Even if the inmate complaint could be reasonably interpreted as having arisen out of an occurrence that took place no later than July 6, 2010, plaintiff made clear on appeal to the appropriate reviewing authority that the problem was ongoing by explaining that he mistakenly forgot to mention in his original complaint that he had seen the doctor as recently as August 2 or 3, 2010. The reviewing authority completely ignored plaintiff's attempt to correct his complaint and affirmed the rejection of the complaint without further comment. In their reply brief in this court, defendants likewise ignore this issue and do not offer any legal justification for the appropriate reviewing authority's refusal to acknowledge plaintiff's attempt to change the date he wrote in the box. Having reviewed DOC Chapter 310, I can find no rule stating that a plaintiff cannot correct or clarify his inmate complaint on appeal to the appropriate reviewing authority, and so to the extent the initial rejection of the complaint was appropriate (it was not), it should have been reinstated once plaintiff explained that the most recent denial of treatment occurred on August 2 or 3, 2010. Accordingly, plaintiff has properly exhausted all available administrative remedies in accordance with § 1997e(a).
III. CONCLUSION
For the reasons stated, IT IS ORDERED that defendants' motion for summary judgment is DENIED.

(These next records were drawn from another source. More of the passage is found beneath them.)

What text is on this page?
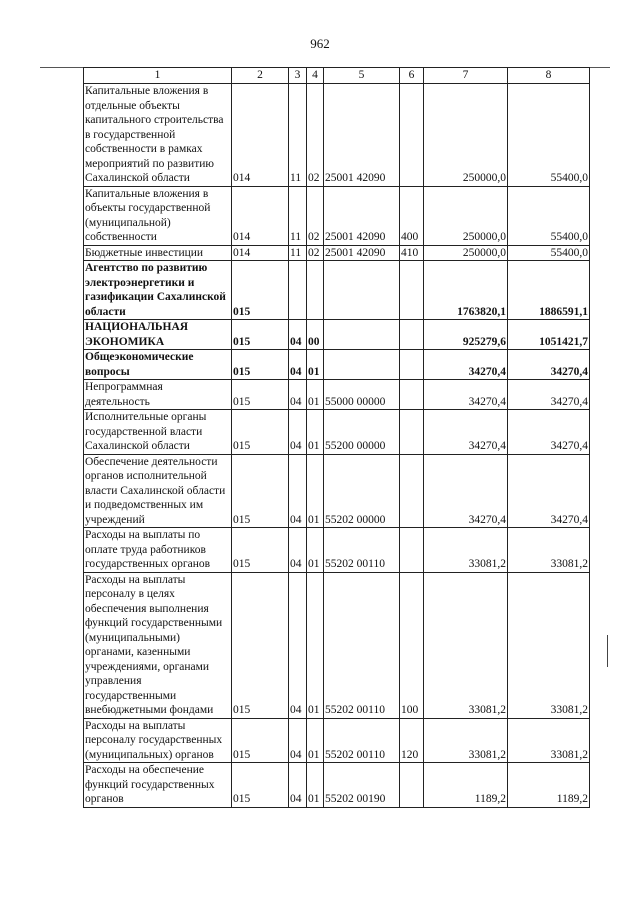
962
1	2	3	4	5	6	7	8
Капитальные вложения в отдельные объекты капитального строительства в государственной собственности в рамках мероприятий по развитию Сахалинской области	014	11	02	25001 42090		250000,0	55400,0
Капитальные вложения в объекты государственной (муниципальной) собственности	014	11	02	25001 42090	400	250000,0	55400,0
Бюджетные инвестиции	014	11	02	25001 42090	410	250000,0	55400,0
Агентство по развитию электроэнергетики и газификации Сахалинской области	015					1763820,1	1886591,1
НАЦИОНАЛЬНАЯ ЭКОНОМИКА	015	04	00			925279,6	1051421,7
Общеэкономические вопросы	015	04	01			34270,4	34270,4
Непрограммная деятельность	015	04	01	55000 00000		34270,4	34270,4
Исполнительные органы государственной власти Сахалинской области	015	04	01	55200 00000		34270,4	34270,4
Обеспечение деятельности органов исполнительной власти Сахалинской области и подведомственных им учреждений	015	04	01	55202 00000		34270,4	34270,4
Расходы на выплаты по оплате труда работников государственных органов	015	04	01	55202 00110		33081,2	33081,2
Расходы на выплаты персоналу в целях обеспечения выполнения функций государственными (муниципальными) органами, казенными учреждениями, органами управления государственными внебюджетными фондами	015	04	01	55202 00110	100	33081,2	33081,2
Расходы на выплаты персоналу государственных (муниципальных) органов	015	04	01	55202 00110	120	33081,2	33081,2
Расходы на обеспечение функций государственных органов	015	04	01	55202 00190		1189,2	1189,2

IT IS FURTHER ORDERED that defendant's motion to stay discovery pending a decision on the motion for summary judgment is DENIED as MOOT.
IT IS FURTHER ORDERED that plaintiff's “motion for affirmance of facts” is GRANTED as unopposed.
FINALLY, IT IS ORDERED that plaintiff's motion to appoint counsel is GRANTED. I find that plaintiff has made reasonable attempts to obtain counsel on his own and that, given the complexity of the medical issues involved in this case, he is not competent to litigate on his own. See Pruitt v. Mote, 503 F.3d 647, 654 (7th Cir.2007) (en banc). The parties are advised that it may take some time for the court to recruit pro bono counsel and that a separate order will be issued once counsel is found.